## In this lab, the idea is to download a public dataset, make a transformation (agregate, join and filter data to create a new table), convert the files to optimized formats, and then record everything in our data lake:

![LAB03_Ingesting_and_Transforming_Data_to_Datalake_using_Python.png](attachment:LAB03_Ingesting_and_Transforming_Data_to_Datalake_using_Python.png)

## 1) Install required packages

In [None]:
!pip install pandas
!pip install pyarrow
!pip install s3fs
!pip install simplejson

## 2) Import packages

In [None]:
import urllib.request
from zipfile import ZipFile
import pandas as pd
import os

## 3) Retrieve your account number and set a bucket name

In [None]:
import simplejson
with open('/opt/ml/metadata/resource-metadata.json') as fh:
    metadata = simplejson.loads(fh.read())
accountid = metadata['ResourceArn'].split(':')[4]

%set_env accountid={accountid}
%set_env bucket_name=lab-{accountid}

## 4) Download MovieLens 1M Dataset

In [None]:
print("downloading file from movielens website...")
urllib.request.urlretrieve(
        'http://files.grouplens.org/datasets/movielens/ml-1m.zip',
        '/tmp/ml-1m.zip')

## 5) Extract the zip file

In [None]:
print("extracting dataset into tmp folder...")
with ZipFile('/tmp/ml-1m.zip', 'r') as zipObj:
   zipObj.extractall('/tmp/')

## 6) Ingesting RAW data

In [None]:
import datetime

x = datetime.datetime.now()
etl_date = x.strftime("%Y%m%d_%H%M%S")
print(etl_date) 
%set_env etl_date={etl_date}

In [None]:
%%bash
aws s3 cp /tmp/ml-1m/movies.dat s3://$bucket_name/data/landing/movies/movies_$etl_date.dat
aws s3 cp /tmp/ml-1m/ratings.dat s3://$bucket_name/data/landing/ratings/ratings_$etl_date.dat

## 7) Read the CSV

In [None]:
print("reading csv files...")
movies_df = pd.read_csv("/tmp/ml-1m/movies.dat", "::", 
                        engine='python', 
                        header=None, 
                        names=['movieid', 'title', 'genres']) 
print("movies_df has %s lines" % movies_df.shape[0])

In [None]:
ratings_df = pd.read_csv("/tmp/ml-1m/ratings.dat", "::", 
                         engine='python', 
                         header=None, 
                         names=['userid', 'movieid', 'rating', 'timestamp']) 
print("ratings_df has %s lines" % ratings_df.shape[0])

In [None]:
movies_df[0:5]

In [None]:
ratings_df[0:5]

## 8) Join both dataframes

In [None]:
print("merging dataframes...")
merged_df = pd.merge(movies_df, ratings_df, on='movieid')

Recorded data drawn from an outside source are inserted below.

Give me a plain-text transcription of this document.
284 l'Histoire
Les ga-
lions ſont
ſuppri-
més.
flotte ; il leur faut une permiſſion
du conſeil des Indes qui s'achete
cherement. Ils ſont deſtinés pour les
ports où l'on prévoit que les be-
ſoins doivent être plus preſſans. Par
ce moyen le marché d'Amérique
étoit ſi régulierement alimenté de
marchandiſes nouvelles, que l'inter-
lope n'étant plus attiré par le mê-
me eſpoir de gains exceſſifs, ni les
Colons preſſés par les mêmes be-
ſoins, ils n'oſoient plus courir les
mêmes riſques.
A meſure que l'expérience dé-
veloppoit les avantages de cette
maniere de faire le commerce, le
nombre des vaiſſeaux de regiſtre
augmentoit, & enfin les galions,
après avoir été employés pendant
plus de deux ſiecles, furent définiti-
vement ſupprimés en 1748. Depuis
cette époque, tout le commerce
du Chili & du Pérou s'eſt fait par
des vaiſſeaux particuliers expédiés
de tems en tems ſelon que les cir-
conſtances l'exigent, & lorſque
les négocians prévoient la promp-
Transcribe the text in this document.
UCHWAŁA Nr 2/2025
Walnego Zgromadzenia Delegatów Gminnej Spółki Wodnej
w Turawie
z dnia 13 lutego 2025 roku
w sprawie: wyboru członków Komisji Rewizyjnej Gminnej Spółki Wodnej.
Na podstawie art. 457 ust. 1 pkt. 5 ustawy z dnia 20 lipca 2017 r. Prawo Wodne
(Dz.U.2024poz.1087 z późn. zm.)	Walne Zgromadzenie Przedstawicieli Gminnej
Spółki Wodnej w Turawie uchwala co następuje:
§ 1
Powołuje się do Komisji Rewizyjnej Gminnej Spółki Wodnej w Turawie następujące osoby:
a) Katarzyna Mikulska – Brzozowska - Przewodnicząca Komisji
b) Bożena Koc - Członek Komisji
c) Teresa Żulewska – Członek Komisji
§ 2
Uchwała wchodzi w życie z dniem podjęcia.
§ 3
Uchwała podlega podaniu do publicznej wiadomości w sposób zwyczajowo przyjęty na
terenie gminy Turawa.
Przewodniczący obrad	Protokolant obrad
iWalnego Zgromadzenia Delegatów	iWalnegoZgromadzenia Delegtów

## 9) Aggregate data from dataframes, counting votes...

In [None]:
print("aggregating data...")
aggregation_df = merged_df.groupby('title').agg({'rating': ['count', 'mean']})
aggregation_df.columns = aggregation_df.columns.droplevel(level=0)
aggregation_df = aggregation_df.rename(columns={
    "count": "rating_count", "mean": "rating_mean"
})

## 10) Sorting data and filtering only movies with more than 1000 votes...

In [None]:
print("sorting data...")
aggregation_df = aggregation_df.sort_values(
        'rating_mean', 
        ascending=False).loc[aggregation_df['rating_count'] > 1000].head()

## 11) Writing files to s3...

In [None]:
print("writing files to s3...")

movies_df.to_parquet(
        "s3://" + 
        os.getenv('bucket_name') + 
        "/data/analytics/movies/movies_" + 
        etl_date + 
        ".parquet.snappy")

ratings_df.to_parquet(
        "s3://" + 
        os.getenv('bucket_name') + 
        "/data/analytics/ratings/ratings_" +
        etl_date + 
        ".parquet.snappy")

aggregation_df.to_parquet(
        "s3://" + 
        os.getenv('bucket_name') + 
        "/data/analytics/best_movies/best_movies_" +
        etl_date + 
        ".parquet.snappy")

## 12) Reading data...

In [None]:
print("reading file from s3 and printing result...")
result_df = pd.read_parquet(
        "s3://" + 
        os.getenv('bucket_name') + 
        "/data/analytics/best_movies/best_movies_" + etl_date + ".parquet.snappy")
print("result_df has %s lines" % result_df.size)

In [None]:
print("Top 5 movies: ")
result_df[0:5]